Un Prix Nobel atypique, humaniste, engagé, pratique
Le 4 octobre 2017, le Prix Nobel de chimie était attribué au biophysicien Jacques Dubochet (1942), de l’Université de Lausanne, ainsi qu’à deux collègues anglo-saxons, pour ses travaux dans le domaine de la cryomicroscopie électronique. Ses découvertes ont permis l’observation de matériel biologique à l’état natif. Cela implique de geler très rapidement, dans un bain d’éthane liquide, les échantillons à analyser afin de les figer dans leur état naturel, évitant une cristallisation en glace. Selon une de ses doctorantes: «L‘apport scientifique est immense pour comprendre la structure moléculaire des cellules; cela a permis de voir très finement des virus en trois dimensions.»

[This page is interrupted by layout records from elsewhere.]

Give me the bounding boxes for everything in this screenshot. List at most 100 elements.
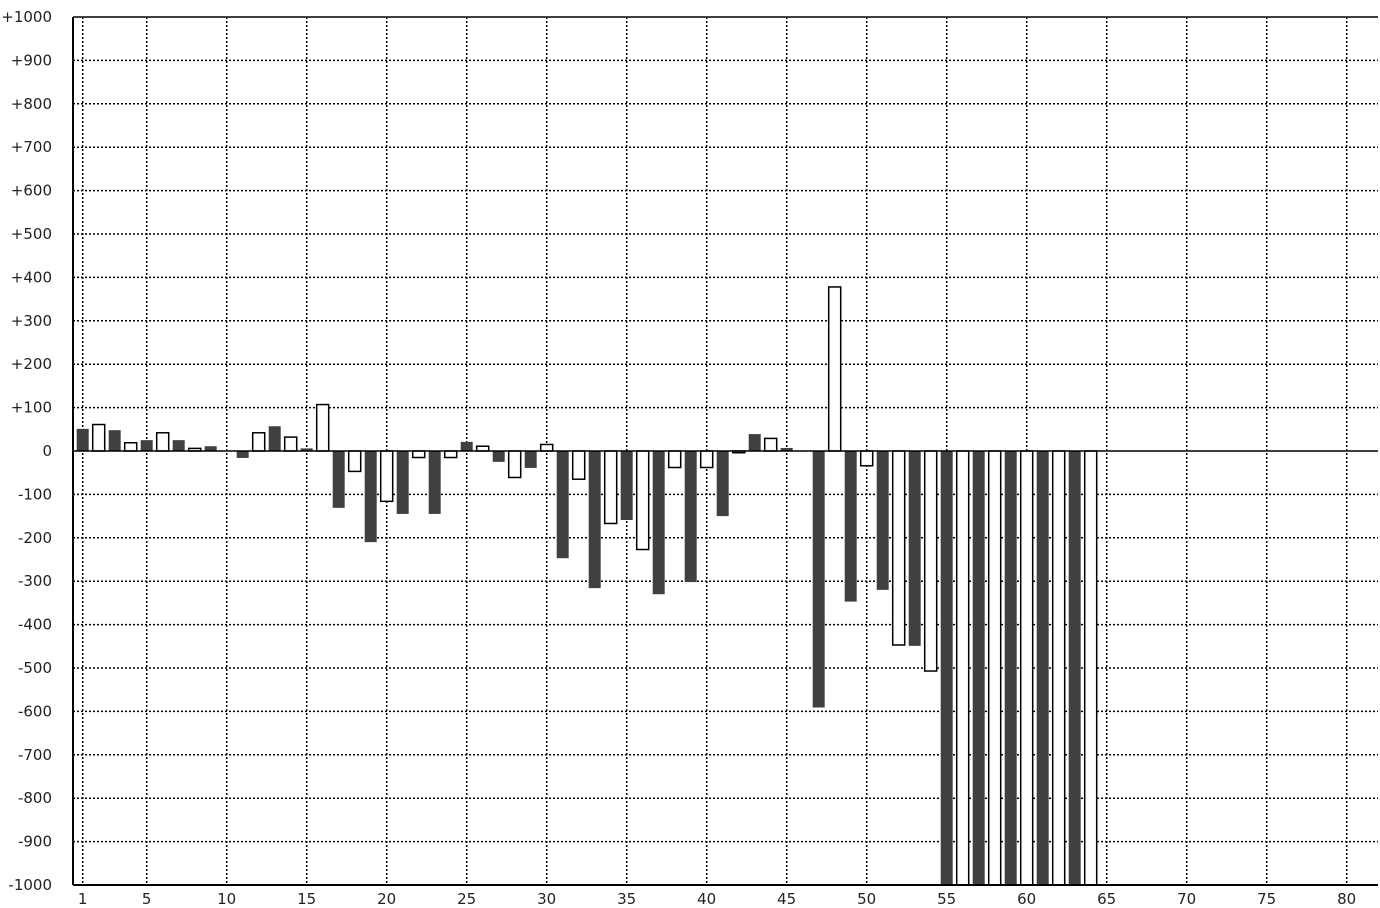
bar-60 bbox=[1019, 450, 1034, 886]
y-tick-label: -500 bbox=[18, 659, 52, 677]
y-tick-label: +900 bbox=[11, 51, 52, 69]
bar-53 bbox=[908, 451, 921, 646]
x-tick-label: 1 bbox=[78, 890, 88, 908]
bar-44 bbox=[763, 437, 778, 452]
bar-1 bbox=[76, 428, 89, 451]
bar-63 bbox=[1068, 451, 1081, 885]
bar-9 bbox=[204, 446, 217, 451]
x-tick-label: 45 bbox=[777, 890, 796, 908]
y-tick-label: +1000 bbox=[1, 8, 52, 26]
y-tick-label: +200 bbox=[11, 355, 52, 373]
bar-31 bbox=[556, 451, 569, 559]
bar-16 bbox=[315, 403, 330, 452]
bar-59 bbox=[1004, 451, 1017, 885]
x-tick-label: 30 bbox=[537, 890, 556, 908]
x-tick-label: 65 bbox=[1097, 890, 1116, 908]
bar-23 bbox=[428, 451, 441, 514]
bar-37 bbox=[652, 451, 665, 595]
bar-13 bbox=[268, 426, 281, 451]
bar-39 bbox=[684, 451, 697, 583]
bar-33 bbox=[588, 451, 601, 589]
bar-64 bbox=[1083, 450, 1098, 886]
x-tick-label: 5 bbox=[142, 890, 152, 908]
x-tick-label: 15 bbox=[297, 890, 316, 908]
bar-61 bbox=[1036, 451, 1049, 885]
bar-48 bbox=[827, 286, 842, 452]
bar-4 bbox=[123, 442, 138, 452]
y-tick-label: +800 bbox=[11, 95, 52, 113]
y-tick-label: +700 bbox=[11, 138, 52, 156]
y-tick-label: +500 bbox=[11, 225, 52, 243]
bar-45 bbox=[780, 447, 793, 451]
bar-50 bbox=[859, 450, 874, 467]
y-tick-label: -300 bbox=[18, 572, 52, 590]
x-tick-label: 50 bbox=[857, 890, 876, 908]
y-tick-label: -900 bbox=[18, 833, 52, 851]
y-tick-label: -600 bbox=[18, 702, 52, 720]
bar-11 bbox=[236, 451, 249, 458]
bar-56 bbox=[955, 450, 970, 886]
y-tick-label: +400 bbox=[11, 268, 52, 286]
bar-52 bbox=[891, 450, 906, 646]
bar-17 bbox=[332, 451, 345, 508]
bars bbox=[76, 286, 1098, 886]
bar-57 bbox=[972, 451, 985, 885]
x-tick-label: 40 bbox=[697, 890, 716, 908]
bar-41 bbox=[716, 451, 729, 517]
bar-7 bbox=[172, 440, 185, 451]
bar-40 bbox=[699, 450, 714, 469]
axes bbox=[72, 16, 1378, 886]
x-tick-label: 75 bbox=[1257, 890, 1276, 908]
y-tick-label: -700 bbox=[18, 746, 52, 764]
bar-30 bbox=[539, 443, 554, 452]
x-tick-label: 70 bbox=[1177, 890, 1196, 908]
bar-49 bbox=[844, 451, 857, 602]
bar-5 bbox=[140, 440, 153, 451]
bar-32 bbox=[571, 450, 586, 480]
y-tick-label: -100 bbox=[18, 485, 52, 503]
bar-36 bbox=[635, 450, 650, 551]
y-tick-label: -1000 bbox=[8, 876, 52, 894]
x-tick-label: 25 bbox=[457, 890, 476, 908]
bar-3 bbox=[108, 430, 121, 451]
bar-20 bbox=[379, 450, 394, 503]
bar-14 bbox=[283, 436, 298, 452]
bar-38 bbox=[667, 450, 682, 469]
x-tick-label: 60 bbox=[1017, 890, 1036, 908]
bar-25 bbox=[460, 441, 473, 451]
bar-22 bbox=[411, 450, 426, 459]
x-tick-labels: 1 5 10 15 20 25 30 35 40 45 50 55 60 65 70 75 80 bbox=[78, 890, 1356, 908]
bar-51 bbox=[876, 451, 889, 590]
bar-12 bbox=[251, 432, 266, 452]
bar-19 bbox=[364, 451, 377, 543]
bar-35 bbox=[620, 451, 633, 521]
y-tick-label: +600 bbox=[11, 182, 52, 200]
bar-15 bbox=[300, 448, 313, 451]
bar-6 bbox=[155, 432, 170, 452]
bar-47 bbox=[812, 451, 825, 708]
y-tick-label: +300 bbox=[11, 312, 52, 330]
bar-21 bbox=[396, 451, 409, 514]
x-tick-label: 35 bbox=[617, 890, 636, 908]
x-tick-label: 20 bbox=[377, 890, 396, 908]
y-tick-label: -400 bbox=[18, 616, 52, 634]
bar-62 bbox=[1051, 450, 1066, 886]
y-tick-label: -800 bbox=[18, 789, 52, 807]
bar-2 bbox=[91, 423, 106, 452]
x-tick-label: 80 bbox=[1337, 890, 1356, 908]
bar-18 bbox=[347, 450, 362, 473]
bar-43 bbox=[748, 434, 761, 451]
y-tick-label: -200 bbox=[18, 529, 52, 547]
y-tick-label: 0 bbox=[42, 442, 52, 460]
bar-29 bbox=[524, 451, 537, 468]
bar-54 bbox=[923, 450, 938, 672]
y-tick-labels: +1000+900+800+700+600+500+400+300+200+10… bbox=[1, 8, 52, 894]
x-tick-label: 55 bbox=[937, 890, 956, 908]
bar-34 bbox=[603, 450, 618, 525]
x-tick-label: 10 bbox=[217, 890, 236, 908]
y-tick-label: +100 bbox=[11, 399, 52, 417]
bar-27 bbox=[492, 451, 505, 462]
bar-28 bbox=[507, 450, 522, 479]
bar-58 bbox=[987, 450, 1002, 886]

Devenu mondialement connu en une matinée, Jacques Dubochet a attiré l’attention par sa personnalité: d’un abord tout simple, avec un franc-parler plein d’humour («en quelque sorte, j’ai inventé l’eau froide», dit-il dans une conférence de presse impromptue). Un observateur: «Son CV hébergé sur le site de l’Université de Lausanne vaut son pesant d’éthane liquide». Il dit être le «premier dyslexique officiel du canton de Vaud» – soutenu pour accéder à l’enseignement secondaire. Habitant de longue date de Morges, il est membre (PS) du législatif communal, et ses amis politiques relèvent qu’il a été leur homme-sandwich dans les rues de la ville lors de campagnes électorales… S’est attiré des froncements de sourcil en disant «L’altruisme est quelque chose de moral chez l’être humain, mais en biologie c’est une façon de fonctionner. Les fourmis ouvrières sont altruistes parce qu’elles travaillent pour la reine. L’altruisme est vital pour notre bien commun, ce n’est pas une valeur morale, c’est une notion d’intelligence: la gauche, c’est l’intelligence et la droite c’est l’égoïsme»! (1). On se réjouit de connaître son argument plus en détail.

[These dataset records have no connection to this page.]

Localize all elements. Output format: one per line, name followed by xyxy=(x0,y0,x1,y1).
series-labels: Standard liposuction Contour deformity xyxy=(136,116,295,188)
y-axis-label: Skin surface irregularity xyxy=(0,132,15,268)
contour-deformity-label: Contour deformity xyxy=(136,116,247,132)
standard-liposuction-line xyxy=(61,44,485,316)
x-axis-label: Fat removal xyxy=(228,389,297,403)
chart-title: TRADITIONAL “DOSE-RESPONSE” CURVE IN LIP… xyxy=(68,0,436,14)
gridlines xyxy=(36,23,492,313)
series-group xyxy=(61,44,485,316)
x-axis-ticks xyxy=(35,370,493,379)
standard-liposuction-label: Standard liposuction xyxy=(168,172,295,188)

A la retraite, il est engagé dans Connaissance 3, l’université vaudoise du 3e âge – «Il m’a toujours frappé par sa préoccupation du plus grand nombre», dit la secrétaire générale. Ainsi que dans des mouvements à visée écologique, y compris l’association «Grands-parents pour le climat»; il était avec son épouse à la COP 21 de Paris à fin 2015. «Le changement climatique actuel est un évènement de taille comparable à la disparition des dinosaures il y a 65 millions d’années. Le gens ne réfléchissent pas de manière scientifique et n’arrivent pas à tirer les conséquences de la réalité.» [1]
Le premier sentiment qui lui est venu à l’esprit, au moment de la nouvelle arrivée de Stockholm, est la reconnaissance – à ses équipes, notamment celle du Laboratoire européen de biologie moléculaire de Heidelberg, où il a travaillé de 1978 à 1987. Et puis aussi le soulagement! «Cela fait des années que, dans les congrès, tout le monde me demande: ‹Alors, le Nobel, c’est pour quand?›» Commentaire sur l’évolution de la scène académique et scientifique: «Contrairement à ce qu‘on exige des chercheurs aujourd’hui, je n’ai jamais eu besoin de courir après les publications. J’ai également eu le privilège, notamment grâce à l’Université de Lausanne, de ne pas avoir à passer mon temps à chercher des financements. J’ai eu la chance de profiter de conditions de travail exceptionnelles.» [2]
A noter enfin, Dubochet a introduit dans son enseignement universitaire, comme il l’a fait dans sa vie d’homme et de citoyen, des composantes de philosophie et d’éthique, parce que «avec la connaissance vient aussi une grande responsabilité».
Références
1 24 heures, Lausanne, 6 octobre 2017, p. 17–19
2 Le Temps Lausanne, 7 octobre 2017, p. 6–7, interview par Fabien Goubet.